Study highlights different models for classifying plants in North America in the eighteenth century

A study on the classification of North American plants in the eighteenth century has expanded our knowledge of distinct classification methods and our understanding of how people related to nature at that time. The research of Professor Michel Kobelinski, of the State University of Paraná (Estadual do Paraná), has shown that down through history, the scientific, medicinal, and nutritional aspects of plantlife, in addition to practical questions about the plant world – and even somewhat fanciful ones – have been of integral concern within this body of knowledge, which has incorporated experience and observation.

In order to investigate what led the Jesuit Pierre-François-Xavier de Charlevoix to reject Linnaeus’ taxonomic model and, further, to explore the cleric’s intentions in disseminating a catalogue of the botanical curiosities of New France, Kobelinski analyzed Charlevoix’sHistoire et description générale de la Nouvelle France (History and general description of New France), especially the chapter “Description des plantes principales de l’Amérique Septentrionnale” (Description of the main plants of North America) (1744), along with the French author’s correspondence to the duchess of Lesguesdières from 1720 to 1723. The researcher found that Charlevoix’s classification model dated to the Middle Ages and established relationships between plant forms and the functions of living beings. This was in opposition to the Linnaean method, which used sexual criteria to study plants and was thus viewed as an affront to religious morality.

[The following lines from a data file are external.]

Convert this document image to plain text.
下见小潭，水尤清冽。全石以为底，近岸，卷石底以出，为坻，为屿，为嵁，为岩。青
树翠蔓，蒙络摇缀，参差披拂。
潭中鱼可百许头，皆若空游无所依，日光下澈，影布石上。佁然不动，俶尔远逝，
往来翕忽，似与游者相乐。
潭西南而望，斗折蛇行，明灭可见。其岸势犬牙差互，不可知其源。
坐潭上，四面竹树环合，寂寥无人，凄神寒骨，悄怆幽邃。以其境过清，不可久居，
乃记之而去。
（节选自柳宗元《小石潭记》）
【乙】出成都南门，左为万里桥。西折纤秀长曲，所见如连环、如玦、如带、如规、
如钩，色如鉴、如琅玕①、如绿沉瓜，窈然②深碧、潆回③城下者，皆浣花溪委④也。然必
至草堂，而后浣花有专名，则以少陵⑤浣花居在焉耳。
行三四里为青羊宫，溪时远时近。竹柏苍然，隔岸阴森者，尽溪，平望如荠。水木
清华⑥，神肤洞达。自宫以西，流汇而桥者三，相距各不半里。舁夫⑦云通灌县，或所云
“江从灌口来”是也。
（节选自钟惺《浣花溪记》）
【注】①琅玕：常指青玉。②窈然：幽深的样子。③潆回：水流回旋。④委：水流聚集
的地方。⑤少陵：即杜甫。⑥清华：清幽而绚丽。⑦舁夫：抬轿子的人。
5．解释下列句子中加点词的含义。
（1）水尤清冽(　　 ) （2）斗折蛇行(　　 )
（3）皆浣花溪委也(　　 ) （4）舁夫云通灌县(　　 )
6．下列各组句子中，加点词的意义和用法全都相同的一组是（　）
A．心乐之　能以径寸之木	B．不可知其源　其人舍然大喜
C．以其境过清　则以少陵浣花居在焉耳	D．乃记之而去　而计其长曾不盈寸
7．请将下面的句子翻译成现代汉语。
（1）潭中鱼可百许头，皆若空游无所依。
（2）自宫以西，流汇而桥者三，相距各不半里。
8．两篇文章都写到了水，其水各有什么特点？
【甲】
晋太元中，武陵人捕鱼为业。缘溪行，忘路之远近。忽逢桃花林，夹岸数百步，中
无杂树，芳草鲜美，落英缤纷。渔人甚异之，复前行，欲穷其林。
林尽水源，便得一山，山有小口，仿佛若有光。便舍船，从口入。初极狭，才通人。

As a cleric, historian, and naturalist, Charlevoix sought to carve out a niche for himself among the powerful in the society of France’s Ancién Régime. In addition to classic texts, he made recourse to iconographic and discursive representations by sixteenth- and seventeenth-century naturalists, trying to show the relations between these and colonization and religious missions; he also published picturesque facts about Canadian history and nature in the era’s newspapers. In order to reach different audiences, like the nobility and lettered members of the bourgeoisie, and to call attention to the problems in France’s overseas territories – such as the loss of identity, lack of financing, absence of aid for settlers, and even the decline of the Society of Jesus – Charlevoix “endeavored to reconcile two types of languages, one popular and another more articulate. He was very adept at reconciling Christian ideology with critical method and a theological view of history. His world view went beyond botany.” In eighteenth-century France, his ideas influenced not only teaching systems and systems of thought but enlightened thinkers as well, like Voltaire, Chateaubriand, and Rousseau.

This study by the historian, entitled “The inventory of botanical curiosities in Pierre-François-Xavier de Charlevoix’s Nouvelle France (1744),” has been published in the journalHistória, Ciências, Saúde – Manguinhos, v. 20, no. 1, Jan.-Mar. 2013, and is available online at www.scielo.br/hcsm.